Reading the local elections with an eye on July

I have held off from posting on the results of Sunday's local elections because I am not entirely sure what conclusion should be drawn.

I think it would be a mistake to draw too-firm conclusions about the prospects for July's Upper House elections from the results.

Is Ishihara's reelection a clear precursor of LDP victory in July? What about reformist Kanagawa Governor Matsuzawa Shigefumi, who won by an even larger margin of victory than Ishihara (albeit in a less crowded race)? What about the results of elections for prefectural assemblies, which saw the number of DPJ seats rise by 205 to 375, at the same time that the LDP's seats fall 1309 to 1212? (That's not a typo.) While obviously the discrepancy in the number of seats is substantial, what counts is the trend.

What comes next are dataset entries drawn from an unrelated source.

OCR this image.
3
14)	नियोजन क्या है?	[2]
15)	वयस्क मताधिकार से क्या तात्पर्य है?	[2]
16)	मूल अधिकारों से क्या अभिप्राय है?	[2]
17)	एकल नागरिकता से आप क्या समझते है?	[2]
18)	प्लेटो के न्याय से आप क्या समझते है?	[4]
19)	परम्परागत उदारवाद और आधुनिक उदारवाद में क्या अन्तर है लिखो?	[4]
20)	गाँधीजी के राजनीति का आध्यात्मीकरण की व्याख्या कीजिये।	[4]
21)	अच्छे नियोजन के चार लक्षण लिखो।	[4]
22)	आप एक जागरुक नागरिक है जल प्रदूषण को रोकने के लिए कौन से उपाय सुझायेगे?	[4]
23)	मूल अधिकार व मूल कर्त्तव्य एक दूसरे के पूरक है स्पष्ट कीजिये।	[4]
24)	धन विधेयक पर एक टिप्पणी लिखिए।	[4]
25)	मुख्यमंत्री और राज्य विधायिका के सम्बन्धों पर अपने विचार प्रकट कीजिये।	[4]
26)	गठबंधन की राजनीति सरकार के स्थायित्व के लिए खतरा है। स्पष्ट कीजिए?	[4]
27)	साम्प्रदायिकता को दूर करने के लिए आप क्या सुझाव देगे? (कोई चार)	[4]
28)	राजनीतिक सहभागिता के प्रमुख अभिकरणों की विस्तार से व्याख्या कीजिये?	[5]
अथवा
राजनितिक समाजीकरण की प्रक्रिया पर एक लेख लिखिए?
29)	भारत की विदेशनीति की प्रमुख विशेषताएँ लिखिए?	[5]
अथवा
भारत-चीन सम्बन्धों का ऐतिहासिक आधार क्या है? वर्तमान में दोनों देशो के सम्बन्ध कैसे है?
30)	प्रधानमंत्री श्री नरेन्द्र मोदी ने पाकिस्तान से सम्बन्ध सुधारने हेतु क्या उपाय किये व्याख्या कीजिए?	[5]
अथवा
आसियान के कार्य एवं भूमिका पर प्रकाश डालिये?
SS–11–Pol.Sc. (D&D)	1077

So, if you're looking for certainty, you've come to the wrong place. It is important to remember, however, that the LDP may be in for a tough time regardless of what happens between now and then because a number of the LDP candidates up for reelection this year were elected in 2001 as a result of Koizumi's long coattails (the 2001 Upper House election was held in July 2001, when Koizumi's popularity was in the 80s and the LDP's popularity was breaking fifty percent for the first time in years). Of the twenty-two new candidates elected in 2001 (both from PR lists and electoral districts across Japan), twenty are running for reelection this year. They constitute roughly a third of the LDP's 64 Upper House candidates. Will they be as successful this year, without headwinds provided by an extraordinarily popular reformist prime minister? (Information drawn from Nikkei's 2001 election coverage, Yahoo's 2001 election results, and the LDP's list of candidates for this year's elections.)

I don't know what the answer is, but I strongly suspect that incumbents who benefited from Koizumi's coattails will suffer from Abe's failure to carry on Koizumi's legacy, signified by the return to the LDP of the "postal rebels," party members who voted against the privatization of the Japan Post.